A Brief History of the Virginia Symphony
In 1871, Irene Leache and Anna Cogswell Wood came to Norfolk to establish an all-girls school dedicated to educating the daughters of the city’s most prominent families – The Leache-Wood Seminary. The two quickly realized there was a void in the Norfolk Art’s Community and expanded their mission to bring cultural activities to the city. When Leache died in 1900, Wood established the Irene Leache Memorial Foundation to honor her friend.
This organization became the catalyst for what is now the Chrysler Museum of Art by encouraging an appreciation of fine arts and literature and working to gather enough works to establish a museum. Wood enlisted the support of the seminary alumnae before returned to Florence to begin sending artworks back to Norfolk. In 1917, the Norfolk Society of Arts (NSA) was born from the Irene Leache Foundation and was solely focused on bringing the arts to Norfolk. Its main goal was to stimulate and further the interest in art in Norfolk and to establish an art museum.
Concurrently, as art was being collected for a Norfolk Art Museum, there was another move towards cultural enrichment. Three musicians, two with some professional background and the other a music enthusiast and amateur musician, shared a vision for an orchestra.
Walter Edward Howe was the organist at St. Paul’s Episcopal Church and Marian Carpenter Miles was a performing violinist who had moved to Norfolk with her husband John B. Miles where he retired after World War I. Combining their professional backgrounds with the passion and added zeal of music enthusiast Dr. Robert C. Whitehead, a leading physician of the city, the determined trio set out to establish an orchestra. It was the spring of 1920 and they assembled a group of other interested musicians and began rehearsing in the Monroe Building in Norfolk. With avowed purpose, they focused on acquiring a music library, obtaining instruments, finding a place to play and even put together a financial plan. After months of planning and practice, the group, by this time called The Norfolk Civic Symphony Orchestra, made its debut with a public concert on April 21, 1921. At its debut performance, there were 43 musicians with Mr. Howe conducting and Mrs. Miles as concertmaster. Dr. Whitehead, also the orchestra’s business manager, played the viola. An enthusiastic crowd of nearly 2,000 people attended the concert.

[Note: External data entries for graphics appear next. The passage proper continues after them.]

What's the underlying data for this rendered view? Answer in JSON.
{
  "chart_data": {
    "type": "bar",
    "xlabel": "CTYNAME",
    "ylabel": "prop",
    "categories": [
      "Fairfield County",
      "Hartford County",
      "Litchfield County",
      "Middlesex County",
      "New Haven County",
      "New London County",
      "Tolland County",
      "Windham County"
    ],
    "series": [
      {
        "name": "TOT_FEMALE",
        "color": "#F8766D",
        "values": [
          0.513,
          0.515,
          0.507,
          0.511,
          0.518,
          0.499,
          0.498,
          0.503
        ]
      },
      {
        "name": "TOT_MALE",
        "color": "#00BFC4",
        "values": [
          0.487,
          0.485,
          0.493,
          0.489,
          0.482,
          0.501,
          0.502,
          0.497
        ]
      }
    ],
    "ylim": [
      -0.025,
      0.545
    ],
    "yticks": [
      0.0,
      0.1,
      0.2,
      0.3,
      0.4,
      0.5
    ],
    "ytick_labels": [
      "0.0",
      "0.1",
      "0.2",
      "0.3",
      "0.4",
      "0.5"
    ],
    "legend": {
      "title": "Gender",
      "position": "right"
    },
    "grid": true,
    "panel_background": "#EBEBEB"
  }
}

Today, our newest Music Director, Eric Jacobsen leads the charge in delighting audiences year-round with concerts ranging from Beethoven and Philip Glass to the music of Harry Potter and Star Wars. Each season the orchestra performs Young People’s Concerts for more than 25,000 elementary school students in all 11 school districts. VSO professional musicians also coach music educators and individual students across the region, adding value to under-resourced public-school programs. As well, the VSO’s health and wellness programs provide interactive musical activities for seniors living with Alzheimer’s disease and dementia, while the annual CommUNITY Play & Sing-Along brings together people from all walks of life to join in building community through music. We are proud of our unique partnership with Old Dominion University to enhance the student learning experience through side-by-side orchestral and vocal performance opportunities with our professional musicians.
As the largest employer among the arts organizations in a region of over 1.7 million people, the VSO generates $16 million for the local economy annually by engaging residents and drawing visitors to our local venues. Because of its exceptional national reputation, the VSO attracts highly trained and educated employees to live, work and serve the people of this region. The VSO Chorus, founded in 1991, expands the orchestra’s repertoire and provides a unique volunteer experience for nearly 100 members of our community.
As we look to the future, we invite you to participate with us. While today we cannot see the Virginia Symphony Orchestra of the next 100 years, we do know it will be one we make together. With continued innovation in our programming, our talented, professional musicians and most importantly the ideas and support of the many people and organizations we serve, we look forward to the next century of building community through music!